The artichoke (Cynara scolimus) was already well known to the Egyptians and widespread throughout the Mediterranean area, as described in Columella's De Re Rustica and in Pliny the Elder's Naturalis Historia. According to some historians, the Etruscans first cultivated this vegetable from varieties of wild thistles (Cynara cardunculus) as evidenced by wall paintings featuring artichoke leaves found in tombs in the Etruscan necropolis of Tarquinia. The cultivation of the Roman artichoke became so widespread in this region that by the late Renaissance it was well established in the local gastronomy.

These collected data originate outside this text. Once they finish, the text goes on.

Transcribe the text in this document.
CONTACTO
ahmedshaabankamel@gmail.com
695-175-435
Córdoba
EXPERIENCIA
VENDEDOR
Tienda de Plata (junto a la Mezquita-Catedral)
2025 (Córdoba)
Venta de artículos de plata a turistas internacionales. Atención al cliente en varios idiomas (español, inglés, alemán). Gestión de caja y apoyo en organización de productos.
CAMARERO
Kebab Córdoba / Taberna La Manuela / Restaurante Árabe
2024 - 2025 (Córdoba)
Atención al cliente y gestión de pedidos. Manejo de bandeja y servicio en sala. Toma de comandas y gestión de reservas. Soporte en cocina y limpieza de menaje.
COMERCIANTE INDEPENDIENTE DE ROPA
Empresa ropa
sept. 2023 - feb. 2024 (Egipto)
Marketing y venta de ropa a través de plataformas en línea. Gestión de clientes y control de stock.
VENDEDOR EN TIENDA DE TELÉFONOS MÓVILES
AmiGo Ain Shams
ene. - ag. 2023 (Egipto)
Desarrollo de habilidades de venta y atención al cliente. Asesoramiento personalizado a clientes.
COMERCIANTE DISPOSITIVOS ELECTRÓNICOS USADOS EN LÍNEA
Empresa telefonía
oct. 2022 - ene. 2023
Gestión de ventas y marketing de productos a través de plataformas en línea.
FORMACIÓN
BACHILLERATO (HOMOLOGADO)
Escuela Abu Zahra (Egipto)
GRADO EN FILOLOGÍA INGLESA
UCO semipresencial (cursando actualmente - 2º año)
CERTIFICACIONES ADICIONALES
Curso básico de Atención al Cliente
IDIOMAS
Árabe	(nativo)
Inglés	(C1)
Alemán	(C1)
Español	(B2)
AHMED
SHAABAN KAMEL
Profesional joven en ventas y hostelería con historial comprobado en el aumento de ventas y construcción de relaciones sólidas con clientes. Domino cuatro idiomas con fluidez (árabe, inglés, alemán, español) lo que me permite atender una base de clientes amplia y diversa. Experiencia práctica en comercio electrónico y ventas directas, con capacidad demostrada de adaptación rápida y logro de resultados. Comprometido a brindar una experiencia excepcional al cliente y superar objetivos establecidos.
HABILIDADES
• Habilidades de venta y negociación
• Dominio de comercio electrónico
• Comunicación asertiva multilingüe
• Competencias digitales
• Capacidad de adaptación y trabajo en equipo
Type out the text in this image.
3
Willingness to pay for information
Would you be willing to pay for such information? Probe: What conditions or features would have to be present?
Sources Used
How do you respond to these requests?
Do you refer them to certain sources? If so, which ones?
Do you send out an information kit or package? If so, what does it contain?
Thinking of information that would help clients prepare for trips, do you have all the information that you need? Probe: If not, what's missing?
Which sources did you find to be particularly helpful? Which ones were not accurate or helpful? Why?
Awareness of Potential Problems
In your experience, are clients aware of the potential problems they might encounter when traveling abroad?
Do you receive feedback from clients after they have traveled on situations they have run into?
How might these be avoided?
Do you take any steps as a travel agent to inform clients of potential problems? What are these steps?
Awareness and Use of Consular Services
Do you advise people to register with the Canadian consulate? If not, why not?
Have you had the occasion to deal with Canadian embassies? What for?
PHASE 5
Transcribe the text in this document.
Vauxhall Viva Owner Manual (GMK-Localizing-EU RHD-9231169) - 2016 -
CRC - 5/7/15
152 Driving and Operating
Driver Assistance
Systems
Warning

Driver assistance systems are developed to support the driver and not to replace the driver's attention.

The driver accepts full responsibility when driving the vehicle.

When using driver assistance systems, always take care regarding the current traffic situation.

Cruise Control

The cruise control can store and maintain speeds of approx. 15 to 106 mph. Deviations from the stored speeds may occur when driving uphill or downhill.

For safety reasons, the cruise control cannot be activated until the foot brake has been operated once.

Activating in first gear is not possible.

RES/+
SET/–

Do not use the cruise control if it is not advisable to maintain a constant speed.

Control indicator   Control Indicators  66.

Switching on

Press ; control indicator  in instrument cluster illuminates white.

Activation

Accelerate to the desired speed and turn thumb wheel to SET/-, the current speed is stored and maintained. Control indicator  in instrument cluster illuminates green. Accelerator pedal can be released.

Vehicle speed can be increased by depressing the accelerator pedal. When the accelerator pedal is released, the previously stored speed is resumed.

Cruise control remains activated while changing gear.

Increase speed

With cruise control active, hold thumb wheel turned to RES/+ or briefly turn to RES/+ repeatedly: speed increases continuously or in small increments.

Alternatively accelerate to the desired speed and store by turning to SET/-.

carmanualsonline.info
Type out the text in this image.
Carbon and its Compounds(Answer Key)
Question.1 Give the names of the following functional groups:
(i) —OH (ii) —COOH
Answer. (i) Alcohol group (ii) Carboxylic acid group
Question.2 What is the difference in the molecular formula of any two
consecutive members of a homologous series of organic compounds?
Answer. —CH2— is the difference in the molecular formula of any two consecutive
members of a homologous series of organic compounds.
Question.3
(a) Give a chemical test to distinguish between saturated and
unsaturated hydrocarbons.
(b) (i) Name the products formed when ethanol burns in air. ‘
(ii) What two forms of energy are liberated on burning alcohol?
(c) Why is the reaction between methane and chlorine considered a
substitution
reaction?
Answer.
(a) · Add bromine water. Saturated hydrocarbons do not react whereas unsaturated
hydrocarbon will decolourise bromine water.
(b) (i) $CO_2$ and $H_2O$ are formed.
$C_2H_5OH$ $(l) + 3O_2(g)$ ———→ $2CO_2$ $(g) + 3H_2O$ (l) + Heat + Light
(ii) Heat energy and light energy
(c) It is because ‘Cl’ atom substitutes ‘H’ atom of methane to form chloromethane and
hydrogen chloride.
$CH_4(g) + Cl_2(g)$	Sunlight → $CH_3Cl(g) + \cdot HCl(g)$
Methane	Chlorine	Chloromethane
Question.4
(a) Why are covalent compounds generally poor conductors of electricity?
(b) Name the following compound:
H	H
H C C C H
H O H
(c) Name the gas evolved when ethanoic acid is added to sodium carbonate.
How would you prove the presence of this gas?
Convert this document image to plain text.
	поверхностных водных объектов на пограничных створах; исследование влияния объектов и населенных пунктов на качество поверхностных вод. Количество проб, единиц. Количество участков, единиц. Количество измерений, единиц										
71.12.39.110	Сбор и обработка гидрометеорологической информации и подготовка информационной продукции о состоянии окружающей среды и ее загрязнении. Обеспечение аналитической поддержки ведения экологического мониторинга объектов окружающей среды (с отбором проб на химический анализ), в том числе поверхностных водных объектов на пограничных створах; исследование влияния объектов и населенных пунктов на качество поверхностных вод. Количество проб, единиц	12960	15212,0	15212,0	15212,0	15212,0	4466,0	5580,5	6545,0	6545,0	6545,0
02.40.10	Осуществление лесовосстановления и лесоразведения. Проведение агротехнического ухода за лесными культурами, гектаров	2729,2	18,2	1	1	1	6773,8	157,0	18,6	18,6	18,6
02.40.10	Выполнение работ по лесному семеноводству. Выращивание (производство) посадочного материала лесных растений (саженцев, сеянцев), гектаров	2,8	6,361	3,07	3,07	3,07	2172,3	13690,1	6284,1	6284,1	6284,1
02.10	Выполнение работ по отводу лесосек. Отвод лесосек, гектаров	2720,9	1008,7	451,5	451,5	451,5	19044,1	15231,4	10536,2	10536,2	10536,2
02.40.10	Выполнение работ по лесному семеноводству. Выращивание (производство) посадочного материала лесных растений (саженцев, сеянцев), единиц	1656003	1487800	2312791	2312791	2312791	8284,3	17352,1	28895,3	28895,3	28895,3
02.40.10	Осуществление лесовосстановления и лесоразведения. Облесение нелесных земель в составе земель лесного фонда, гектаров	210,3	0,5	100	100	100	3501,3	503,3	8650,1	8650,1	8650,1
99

In the Latium region, the artichoke “par excellence” is the Carciofo Romanesco, otherwise known as “mammola” or “cimarolo”. Currently, the Carciofo Romanesco del Lazio PGI is cultivated in the coastal area North of Rome, near the towns of Ladispoli and Cerveteri, having the ideal climatic and soil conditions to produce the only two species allowed: “Castellammare” (early variety) and “Campagnano” (late variety). The artichoke is harvested from March to May and is recognisable by its notable dimensions and the almost round shape of the head. The leaves have a green-violet colour, have no bristles and are tender. With tender and soft inner leaves and heart, the artichoke has a pronounced grassy smell and is very versatile in the kitchen: traditionally it is prepared “alla romana” (Roman style), slowly cooked and seasoned with garlic, parsley, lesser calamint, black pepper and abundant olive oil or “alla giudia” (Jewish style), cut in a spiral shape to eliminate the harder leaves and fried in oil with the stalk upwards until brown and crunch.
Cook and taste:
Roman style artichokes
8 Carciofo Romanesco del Lazio PGI
1/2 glass Castelli Romani DOC white wine
8 tablespoons extra virgin olive oil Sabina PDO
1 tablespoon finely chopped parsley
1 garlic clove
lesser calamint q.s.
Remove the outer leaves and leave the upper part of the stalk, which should be peeled with a potato peeler to remove the hard outer layer. Cut off the tip of the artichoke. Chop the parsley together with the lesser calamint and the garlic. Open the leaves of the artichokes slightly and stuff with the chopped seasoning and a bit of salt. Place the artichokes upside down in a deep Pyrex dish. Cover the artichokes with olive oil and water. Bake at 200°C for an hour until the liquid has completely evaporated.